What is Aspergers Syndrome?


Asperger’s Disorder is a milder variant of Autistic Disorder.  Both Asperger’s Disorder and autistic disorder are in fact subgroups of a larger diagnostic category.  This larger category is called either Autistic Spectrum Disorders, mostly in European countries, or Pervasive Developmental Disorders (“PDD”), in the United States.  In Asperger’s Disorder, affected individuals are characterized by social isolation and eccentric behavior in childhood. There are impairments in two-sided social interaction and non-verbal communication. Though grammatical, their speech is peculiar due to abnormalities of inflection and a repetitive pattern. Clumsiness is prominent both in their articulation and gross motor behavior. They usually have a circumscribed area of interest which usually leaves no space for more age appropriate, common interests.
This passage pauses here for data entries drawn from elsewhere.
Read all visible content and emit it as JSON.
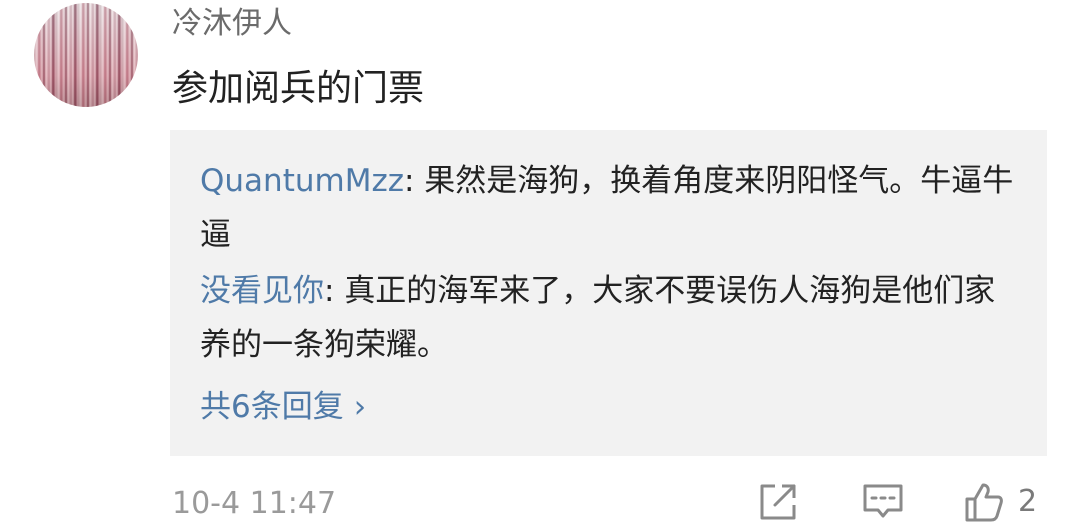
{
  "comment": {
    "username": "冷沐伊人",
    "text": "参加阅兵的门票",
    "timestamp": "10-4 11:47",
    "like_count": "2"
  },
  "replies": [
    {
      "user": "QuantumMzz",
      "separator": ": ",
      "text": "果然是海狗，换着角度来阴阳怪气。牛逼牛逼"
    },
    {
      "user": "没看见你",
      "separator": ": ",
      "text": "真正的海军来了，大家不要误伤人海狗是他们家养的一条狗荣耀。"
    }
  ],
  "more_replies": {
    "label": "共6条回复",
    "chevron": "›"
  },
  "icons": {
    "share": "share-icon",
    "reply": "comment-icon",
    "like": "thumbs-up-icon"
  },
  "colors": {
    "link_blue": "#4f7aa8",
    "reply_bg": "#f2f2f2",
    "text": "#222222",
    "muted": "#9a9a9a"
  }
}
Some examples are cars, trains, French Literature, door knobs, hinges, cappucino, meteorology, astronomy or history.  The name “Asperger” comes from Hans Asperger, an Austrian physician who first described the syndrome in 1944.

By definition, those with AS have a normal IQ and many individuals (although not all), exhibit exceptional skill or talent in a specific area. Because of their high degree of functionality and their naiveté, those with Aspergers are often viewed as eccentric or odd and can easily become victims of teasing and bullying. While language development seems, on the surface, normal, individuals with AS often have deficits in pragmatics and prosody. Vocabularies may be extraordinarily rich and some children sound like “little professors.” However, persons with AS can be extremely literal and have difficulty using language in a social context.